About 6 months ago it seemed like the internet was infatuated with a new time management technique called “Pomodoro.” Developed by Francesco Cirillo, The Pomodoro Technique is a good way to increase focus, manage time and improve time estimations. If you’re curious, the term “Pomodoro” comes from the Italian word for tomato, which is the type of kitchen timer the author of the technique used to time his sessions, more on this later.
The Pomodoro technique taps into a few important principles to help increase focus and results:
- We can attain a laser-like focus for a short period of time, after that time focus deteriorates and results diminish
- Minimizing distractions is paramount for finding a flow state
- Taking short breaks can help increase focus
- Using a prioritized task list helps minimize downtime due to task selection between tasks
The author did some experimentation to find out how long a person can focus on a single task and discovered that it’s generally about 25 minutes. After which point the person becomes increasingly distracted by other things.
The cycle of the pomodoro technique goes like this.
- Create a Priority weighted task list.
- Select the first task, set a timer for 25 minutes, and begin working on it.
- Turn off all distractions. No phone, e-mail, IM. Close your door and focus.
- At the end of 25 minutes stop working completely. Pencils down; like at the end of a gradeschool test
- Walk away from the task and do something else unrelated and calming for 5 minutes
- This means no checking e-mail, phones, etc. Go play with the dog, or get a glass of water.
- At the end of the 5 minutes,
- Return to your desk
- Place a checkmark next to the task you were working on, on your task list
- Set your timer for 25 minutes
- Return to your task and continue working with laser like focus for 25 minutes
- If you complete a task draw a line through the entire task on your sheet
If you complete a task before the 25 minutes are up, use the last few minutes of the “pomodoro” to review your work and improve it, or learn from your experience so you can do it better next time. If you complete a task, but you’ve used fewer than 10 minutes of your pomodoro, consider that part of the previous pomodoro and move on to your next task immediately.
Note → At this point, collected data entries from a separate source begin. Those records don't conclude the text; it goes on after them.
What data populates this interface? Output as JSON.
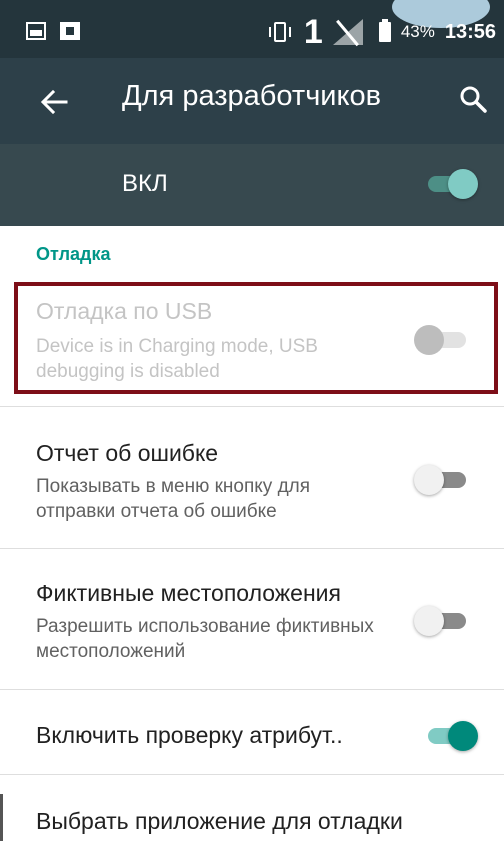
{
  "status_bar": {
    "sim_slot": "1",
    "battery_percent": "43%",
    "time": "13:56"
  },
  "toolbar": {
    "title": "Для разработчиков",
    "back_icon": "arrow-left",
    "search_icon": "magnifier"
  },
  "master_switch": {
    "label": "ВКЛ",
    "checked": true
  },
  "section": {
    "header": "Отладка"
  },
  "preferences": [
    {
      "title": "Отладка по USB",
      "summary": "Device is in Charging mode, USB debugging is disabled",
      "checked": false,
      "enabled": false
    },
    {
      "title": "Отчет об ошибке",
      "summary": "Показывать в меню кнопку для отправки отчета об ошибке",
      "checked": false,
      "enabled": true
    },
    {
      "title": "Фиктивные местоположения",
      "summary": "Разрешить использование фиктивных местоположений",
      "checked": false,
      "enabled": true
    },
    {
      "title": "Включить проверку атрибут..",
      "checked": true,
      "enabled": true
    },
    {
      "title": "Выбрать приложение для отладки",
      "enabled": true
    }
  ],
  "colors": {
    "accent": "#009688",
    "toolbar": "#2d4049",
    "highlight": "#7d0e18"
  }
}
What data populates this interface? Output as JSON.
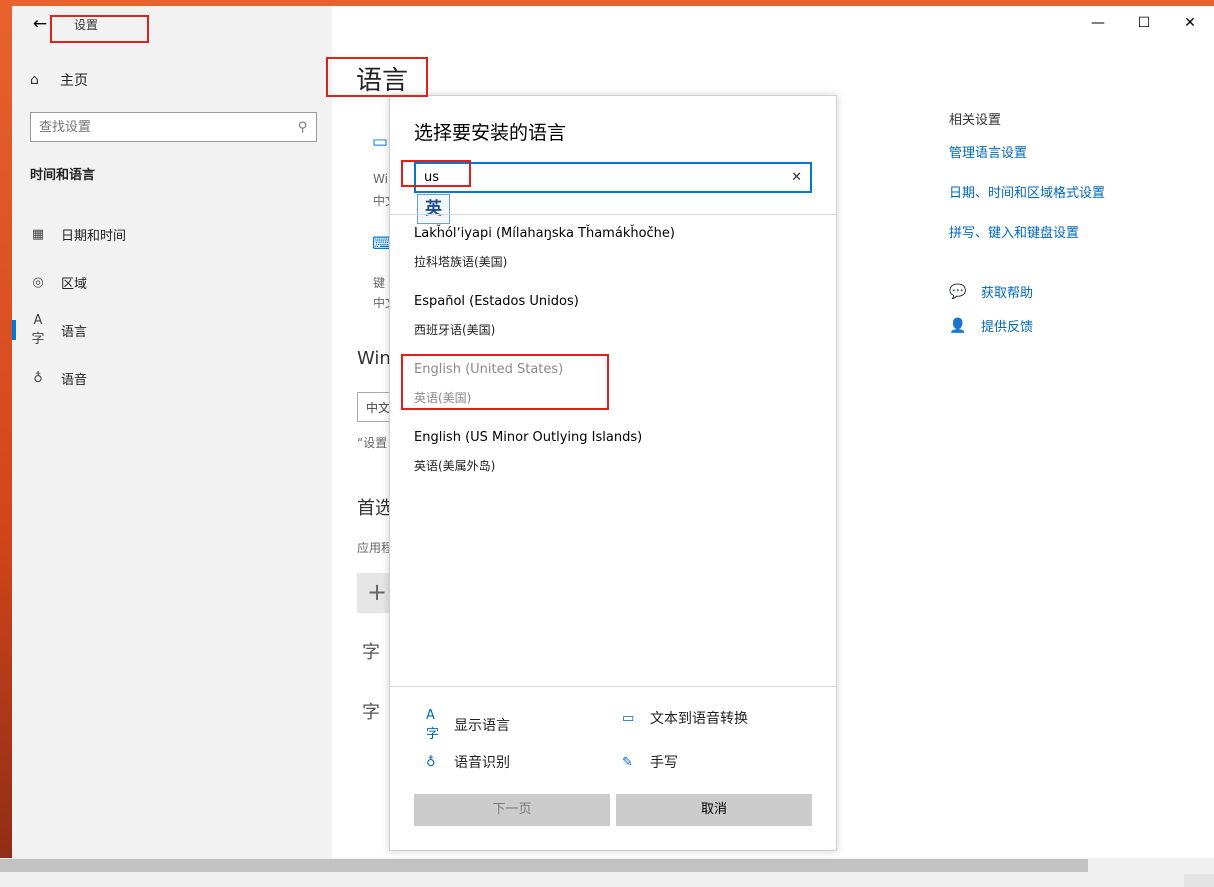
{
  "window": {
    "title": "设置",
    "back_icon": "←",
    "minimize_icon": "—",
    "maximize_icon": "☐",
    "close_icon": "✕"
  },
  "sidebar": {
    "home_label": "主页",
    "search_placeholder": "查找设置",
    "section_title": "时间和语言",
    "items": [
      {
        "label": "日期和时间",
        "icon": "calendar-clock-icon",
        "active": false
      },
      {
        "label": "区域",
        "icon": "globe-icon",
        "active": false
      },
      {
        "label": "语言",
        "icon": "language-icon",
        "active": true
      },
      {
        "label": "语音",
        "icon": "microphone-icon",
        "active": false
      }
    ]
  },
  "main": {
    "title": "语言",
    "fragments": {
      "a1": "Wi",
      "a2": "中文",
      "b1": "键",
      "b2": "中文",
      "win": "Win",
      "box": "中文",
      "quote": "“设置",
      "pref": "首选",
      "app": "应用程",
      "plus": "+",
      "zi": "字"
    }
  },
  "related": {
    "header": "相关设置",
    "links": [
      "管理语言设置",
      "日期、时间和区域格式设置",
      "拼写、键入和键盘设置"
    ],
    "help": "获取帮助",
    "feedback": "提供反馈"
  },
  "dialog": {
    "title": "选择要安装的语言",
    "search_value": "us",
    "clear_icon": "✕",
    "ime_candidate": "英",
    "languages": [
      {
        "en": "Lakȟólʼiyapi (Mílahaŋska Tȟamákȟočhe)",
        "zh": "拉科塔族语(美国)",
        "dim": false
      },
      {
        "en": "Español (Estados Unidos)",
        "zh": "西班牙语(美国)",
        "dim": false
      },
      {
        "en": "English (United States)",
        "zh": "英语(美国)",
        "dim": true
      },
      {
        "en": "English (US Minor Outlying Islands)",
        "zh": "英语(美属外岛)",
        "dim": false
      }
    ],
    "features": {
      "display": "显示语言",
      "tts": "文本到语音转换",
      "speech": "语音识别",
      "handwriting": "手写"
    },
    "next_label": "下一页",
    "cancel_label": "取消"
  },
  "colors": {
    "accent": "#0078d7",
    "link": "#0067c0",
    "annotation": "#e0201a"
  }
}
Does this really work? I’ve found that this works well for me when working on certain types of tasks, but like almost any time management technique I’ve had to modify it for my own uses.
It works when I am writing, testing or reviewing. I think it works with these classes of problems because I don’t need to hold enormous amounts of information in my memory, and taking short breaks periodically allows me to step back and reframe the issue I’m working on for added clarity.
When I have a task that I estimate should take an hour I will sometimes use a single pomodoro to complete the task in half the time. I’ve found when all distractions are removed that this 50% estimation is fairly accurate.
I’ve found this can be very distracting when I find myself solving large problems, while programming complex systems, or need to keep a large amount of information in my head. All this thrashing every 25 minutes only serves to defocus me. Stopping every 25 minutes makes it nearly impossible to enter into a “flow state” which can increase productivity significantly. If I find myself in that kind of a state, and I’m feeling good I won’t take a Pomodoro break. I’ll pop my head up four or five hours later to discover I’ve made significant headway on all my tasks.
Just think how well you work when right at the end of a major deadline. The Pomodoro Technique attempts to tap into that focus (or frenzy) and allow you to harness it all day. Give it a shot for a few days, maybe you’ll find a source of energy and focus you never knew you had.